Noise levels for residential areas

Letter August 15, 2012
While the law allows for azan, khutba for Friday prayers to be aired via loudspeakers, all mosques breach the law.

KARACHI: I am fortunate to be living in a spiritually blessed area. There are five mosques, each located within half to one kilometre of the epicentre that defines my current address. While the mosques’ managers violently disagree with one another on every matter of faith, their unanimity on the issue of inconvenience to mankind is exemplary. While the law allows for azan and the khutba for Friday prayers to be aired via loudspeakers, all these mosques follow it in the breach.
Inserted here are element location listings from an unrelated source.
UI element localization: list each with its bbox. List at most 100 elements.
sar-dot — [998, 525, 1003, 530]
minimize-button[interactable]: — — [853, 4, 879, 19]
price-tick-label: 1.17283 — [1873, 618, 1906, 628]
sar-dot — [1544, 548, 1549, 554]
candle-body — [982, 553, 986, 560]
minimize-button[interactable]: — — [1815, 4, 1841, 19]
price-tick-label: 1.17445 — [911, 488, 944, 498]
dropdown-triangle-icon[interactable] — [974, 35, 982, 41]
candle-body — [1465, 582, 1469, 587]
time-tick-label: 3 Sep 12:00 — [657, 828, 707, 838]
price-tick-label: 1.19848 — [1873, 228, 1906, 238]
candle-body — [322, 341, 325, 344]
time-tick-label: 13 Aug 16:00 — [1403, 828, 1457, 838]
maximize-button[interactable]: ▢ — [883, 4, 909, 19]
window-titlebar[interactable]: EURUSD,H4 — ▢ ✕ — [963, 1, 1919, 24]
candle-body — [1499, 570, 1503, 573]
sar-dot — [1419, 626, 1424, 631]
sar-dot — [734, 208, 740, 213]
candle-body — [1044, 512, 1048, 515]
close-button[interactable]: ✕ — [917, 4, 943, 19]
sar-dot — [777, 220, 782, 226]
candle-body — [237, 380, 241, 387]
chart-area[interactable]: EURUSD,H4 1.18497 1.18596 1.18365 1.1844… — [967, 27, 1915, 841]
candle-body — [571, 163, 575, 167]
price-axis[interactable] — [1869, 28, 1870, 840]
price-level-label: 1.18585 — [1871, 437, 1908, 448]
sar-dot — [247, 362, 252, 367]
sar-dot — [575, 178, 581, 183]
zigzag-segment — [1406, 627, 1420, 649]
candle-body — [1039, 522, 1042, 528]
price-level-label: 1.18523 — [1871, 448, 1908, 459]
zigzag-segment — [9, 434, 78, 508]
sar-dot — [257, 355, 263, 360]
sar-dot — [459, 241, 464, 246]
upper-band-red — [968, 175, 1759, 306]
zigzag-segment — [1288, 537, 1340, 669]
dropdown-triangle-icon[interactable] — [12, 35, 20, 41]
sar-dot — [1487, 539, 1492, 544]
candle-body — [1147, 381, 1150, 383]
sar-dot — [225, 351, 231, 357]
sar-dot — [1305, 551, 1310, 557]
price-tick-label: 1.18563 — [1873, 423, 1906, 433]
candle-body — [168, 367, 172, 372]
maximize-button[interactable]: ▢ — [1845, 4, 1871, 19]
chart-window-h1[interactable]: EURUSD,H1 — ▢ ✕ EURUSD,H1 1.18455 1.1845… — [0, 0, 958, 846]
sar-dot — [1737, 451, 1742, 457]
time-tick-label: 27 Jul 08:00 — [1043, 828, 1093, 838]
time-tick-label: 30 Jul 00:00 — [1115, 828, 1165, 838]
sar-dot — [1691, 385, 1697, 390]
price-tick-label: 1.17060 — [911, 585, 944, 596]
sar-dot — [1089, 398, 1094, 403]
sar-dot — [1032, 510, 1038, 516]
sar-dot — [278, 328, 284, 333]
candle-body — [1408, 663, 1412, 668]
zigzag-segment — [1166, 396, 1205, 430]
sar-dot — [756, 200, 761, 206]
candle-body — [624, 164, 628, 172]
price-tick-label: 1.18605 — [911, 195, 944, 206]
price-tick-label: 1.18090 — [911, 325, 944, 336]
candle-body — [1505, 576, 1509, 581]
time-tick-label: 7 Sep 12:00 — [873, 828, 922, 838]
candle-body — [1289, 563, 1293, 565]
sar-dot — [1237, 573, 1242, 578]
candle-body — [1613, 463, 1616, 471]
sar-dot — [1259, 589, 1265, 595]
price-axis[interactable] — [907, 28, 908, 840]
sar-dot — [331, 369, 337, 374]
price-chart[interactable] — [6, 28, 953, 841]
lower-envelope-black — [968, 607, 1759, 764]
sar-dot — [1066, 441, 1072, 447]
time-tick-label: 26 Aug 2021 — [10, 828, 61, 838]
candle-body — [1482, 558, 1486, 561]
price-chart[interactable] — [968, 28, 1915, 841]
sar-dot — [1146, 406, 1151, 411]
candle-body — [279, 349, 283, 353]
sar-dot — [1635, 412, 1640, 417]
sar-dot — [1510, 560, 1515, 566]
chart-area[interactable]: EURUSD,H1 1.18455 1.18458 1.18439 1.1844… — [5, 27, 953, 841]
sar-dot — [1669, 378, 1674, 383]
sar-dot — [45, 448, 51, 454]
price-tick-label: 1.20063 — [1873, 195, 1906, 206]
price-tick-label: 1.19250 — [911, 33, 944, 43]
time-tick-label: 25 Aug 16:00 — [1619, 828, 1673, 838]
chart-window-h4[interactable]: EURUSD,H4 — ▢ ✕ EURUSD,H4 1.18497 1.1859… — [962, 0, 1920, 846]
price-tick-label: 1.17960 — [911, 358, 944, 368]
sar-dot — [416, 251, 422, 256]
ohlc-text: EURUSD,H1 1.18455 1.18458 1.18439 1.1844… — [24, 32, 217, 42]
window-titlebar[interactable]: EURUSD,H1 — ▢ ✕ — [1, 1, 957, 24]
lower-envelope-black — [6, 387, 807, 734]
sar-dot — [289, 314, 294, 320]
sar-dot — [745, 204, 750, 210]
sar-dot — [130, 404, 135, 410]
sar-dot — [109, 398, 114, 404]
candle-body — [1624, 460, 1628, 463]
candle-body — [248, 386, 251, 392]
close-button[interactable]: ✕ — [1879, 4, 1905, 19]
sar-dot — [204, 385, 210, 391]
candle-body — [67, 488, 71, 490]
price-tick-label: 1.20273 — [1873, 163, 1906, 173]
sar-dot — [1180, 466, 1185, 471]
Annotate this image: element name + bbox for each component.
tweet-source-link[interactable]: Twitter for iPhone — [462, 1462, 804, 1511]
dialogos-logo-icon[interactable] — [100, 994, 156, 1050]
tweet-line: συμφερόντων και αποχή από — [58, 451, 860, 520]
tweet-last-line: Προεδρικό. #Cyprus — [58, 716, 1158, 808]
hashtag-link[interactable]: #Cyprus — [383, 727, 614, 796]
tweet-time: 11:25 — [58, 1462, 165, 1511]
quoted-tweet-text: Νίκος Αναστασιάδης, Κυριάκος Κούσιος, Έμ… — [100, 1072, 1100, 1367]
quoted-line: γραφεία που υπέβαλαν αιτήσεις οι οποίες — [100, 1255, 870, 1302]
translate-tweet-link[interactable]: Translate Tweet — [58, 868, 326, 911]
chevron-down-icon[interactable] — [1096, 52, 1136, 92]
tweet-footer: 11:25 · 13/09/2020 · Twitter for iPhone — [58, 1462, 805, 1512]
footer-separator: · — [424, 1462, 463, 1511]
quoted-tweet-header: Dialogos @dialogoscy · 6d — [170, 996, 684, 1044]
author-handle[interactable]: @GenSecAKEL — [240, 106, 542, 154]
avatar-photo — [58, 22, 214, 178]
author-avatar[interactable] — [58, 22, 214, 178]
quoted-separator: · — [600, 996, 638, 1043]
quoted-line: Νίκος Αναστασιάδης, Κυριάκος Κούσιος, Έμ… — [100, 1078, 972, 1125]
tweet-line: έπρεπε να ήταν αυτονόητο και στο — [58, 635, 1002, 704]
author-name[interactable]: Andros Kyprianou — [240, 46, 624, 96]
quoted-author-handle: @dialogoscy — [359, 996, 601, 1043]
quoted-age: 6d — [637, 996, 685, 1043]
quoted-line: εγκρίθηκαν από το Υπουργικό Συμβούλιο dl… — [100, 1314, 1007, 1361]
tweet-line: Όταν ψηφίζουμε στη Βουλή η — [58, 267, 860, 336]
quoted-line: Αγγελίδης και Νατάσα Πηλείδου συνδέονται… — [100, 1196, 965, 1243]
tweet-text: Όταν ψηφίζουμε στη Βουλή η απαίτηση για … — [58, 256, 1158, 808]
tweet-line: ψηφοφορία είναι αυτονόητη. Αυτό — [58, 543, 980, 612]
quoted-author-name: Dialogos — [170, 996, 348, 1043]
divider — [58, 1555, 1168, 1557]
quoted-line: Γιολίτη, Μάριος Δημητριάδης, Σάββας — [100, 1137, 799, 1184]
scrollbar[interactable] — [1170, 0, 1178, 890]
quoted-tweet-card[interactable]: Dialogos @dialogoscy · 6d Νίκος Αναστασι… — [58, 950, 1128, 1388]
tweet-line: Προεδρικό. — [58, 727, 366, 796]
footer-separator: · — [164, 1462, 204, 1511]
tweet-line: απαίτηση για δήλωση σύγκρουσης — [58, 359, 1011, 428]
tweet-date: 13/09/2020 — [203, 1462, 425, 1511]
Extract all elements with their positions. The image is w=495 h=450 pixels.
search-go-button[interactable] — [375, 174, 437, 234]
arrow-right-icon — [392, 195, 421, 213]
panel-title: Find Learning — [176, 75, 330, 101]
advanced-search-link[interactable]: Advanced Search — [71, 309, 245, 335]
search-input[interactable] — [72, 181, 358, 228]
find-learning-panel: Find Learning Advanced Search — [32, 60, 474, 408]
They use their loudspeakers many hours during daytime and throughout most Ramazan nights as well.One knows that no sound amplification devices were used in the early days of Islam — traditionally accepted as an era to be followed and emulated as one of  ‘best practices’. So how come we switched over to using sound amplification equipment? The law on this subject says: “No person shall operate or use a loudspeaker or a sound amplifier in a mosque, church or temple in a manner or at a volume whereby any sound from such loudspeaker could be heard outside the immediate precincts of such mosque, church or temple.”

Additionally, the Pakistan Environmental Protection Agency (PEPA) defines that the noise levels in residential areas must be limited to 55 decibels during the daytime and 45 decibels during the night. Presumably, since the PEPA has in all likelihood not heard of an instrument called a ‘decibel meter’, it has never bothered to use one and find out the results for itself. A quick survey would suggest that noise levels exceed 85 decibels wherever loudspeakers are used.


To further add to one’s misery, a few minutes after Sehri is over, construction workers working in the house next to ours begin their work, complete with industrial saw machines, power drills and pneumatic hammers!


The government and the authorities concerned need to follow and implement the rules for maximum levels of sound or noise in residential areas, especially since the government’s law does not make any distinction in case the nature of the sound is religious or secular.


 Naeem Sadiq


Published in The Express Tribune, August 16th, 2012.